The defibrillator decline began after highly publicized reports of a small number of deadly malfunctions. The biggest blow came in June 2005, when the Guidant Corporation — later acquired by Boston Scientific — recalled 29,000 implanted defibrillators because of flaws that might have caused them to short-circuit instead of delivering critical shocks. At the time, at least two deaths had been linked to the failure.

Medtronic, the market leader, and St. Jude Medical, the third major player, subsequently announced product recalls, although neither was prompted by known deaths.

Heading into 2007, as those headlines faded, many analysts predicted a rebound in defibrillator sales. But last fall Medtronic recalled its newest version of the main wire that connects a defibrillator to the heart. A small percentage of the more than 200,000 Fidelis-brand leads that had been implanted were developing fractures suspected of either preventing some defibrillators from delivering shocks when needed or causing them to deliver unnecessary shocks.

Even with properly functioning devices, patients risk unnecessary shocks — jolts recipients often describe as a painful and frightening kick in the chest. “Almost as many get shocked unnecessarily as benefit,” Dr. Paul J. Hauptman, a professor of medicine at St. Louis University, said.

And even problem-free patients need surgery to replace their unit’s batteries when they run low. Most of today’s batteries are expected to last five to seven years. Manufacturers say patients generally get better software and longer battery life with each replacement. But the repeat procedures also raise costs and risks.

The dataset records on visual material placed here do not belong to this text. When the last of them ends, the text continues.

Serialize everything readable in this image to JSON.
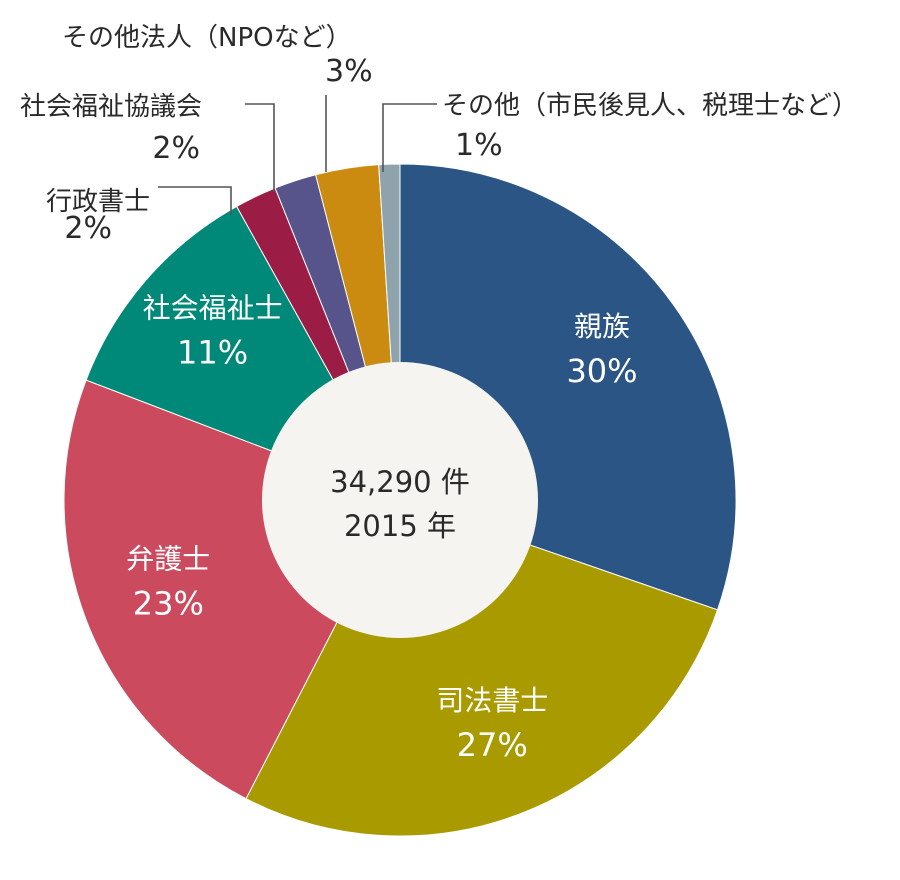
{
  "chart_data": {
    "type": "pie",
    "variant": "donut",
    "center_label": [
      "34,290 件",
      "2015 年"
    ],
    "slices": [
      {
        "label": "親族",
        "value": 30,
        "display": "30%",
        "color": "#2a5585",
        "label_placement": "inside"
      },
      {
        "label": "司法書士",
        "value": 27,
        "display": "27%",
        "color": "#a99a00",
        "label_placement": "inside"
      },
      {
        "label": "弁護士",
        "value": 23,
        "display": "23%",
        "color": "#cb4a5e",
        "label_placement": "inside"
      },
      {
        "label": "社会福祉士",
        "value": 11,
        "display": "11%",
        "color": "#008878",
        "label_placement": "inside"
      },
      {
        "label": "行政書士",
        "value": 2,
        "display": "2%",
        "color": "#9b1c45",
        "label_placement": "outside"
      },
      {
        "label": "社会福祉協議会",
        "value": 2,
        "display": "2%",
        "color": "#56548a",
        "label_placement": "outside"
      },
      {
        "label": "その他法人（NPOなど）",
        "value": 3,
        "display": "3%",
        "color": "#cb8a10",
        "label_placement": "outside"
      },
      {
        "label": "その他（市民後見人、税理士など）",
        "value": 1,
        "display": "1%",
        "color": "#8fa3ac",
        "label_placement": "outside"
      }
    ],
    "direction": "clockwise from top"
  }
}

Meanwhile, there are signs that improved treatment of cardiac disease with drugs, diet and behavioral changes could be reducing the need for defibrillators. At a meeting of heart rhythm specialists in May in San Francisco, Dr. Douglas P. Zipes, an Indiana University medical professor, cited data suggesting a decline in the percentage of heart patients who suffered the kinds of heart stoppages that defibrillators were intended to address.

Hoping to stay relevant, the makers of defibrillators have been developing higher-priced devices with new features, including software to limit unnecessary shocks. Most are built to communicate wirelessly, allowing doctors to remotely monitor their performance. Many can perform other rhythm-regulating functions, like synchronizing contractions in different chambers of the heart.

“Adding additional therapy will get at more of the market,” said Daniel J. Starks, chief executive of St. Jude Medical, citing plans to add sensors that could warn of impending heart failure. But adding complexity could also make it even more difficult to calculate the costs and benefits of implanting the devices in the first place.

That bothers patients like one 50-year-old business consultant in the San Francisco Bay Area. The man, who declined to be identified for fear of alarming his clients, ignored recommendations from three doctors to get a defibrillator. Online research suggested his risk of sudden cardiac arrest would be 3 percent a year without a defibrillator — and about 1 percent with one.

Doctors thinking about thousands of patients might see that as a significant difference, he said. But for him, he said, it did not seem a fair tradeoff for becoming “part of the medical-industrial complex for the rest of your life.”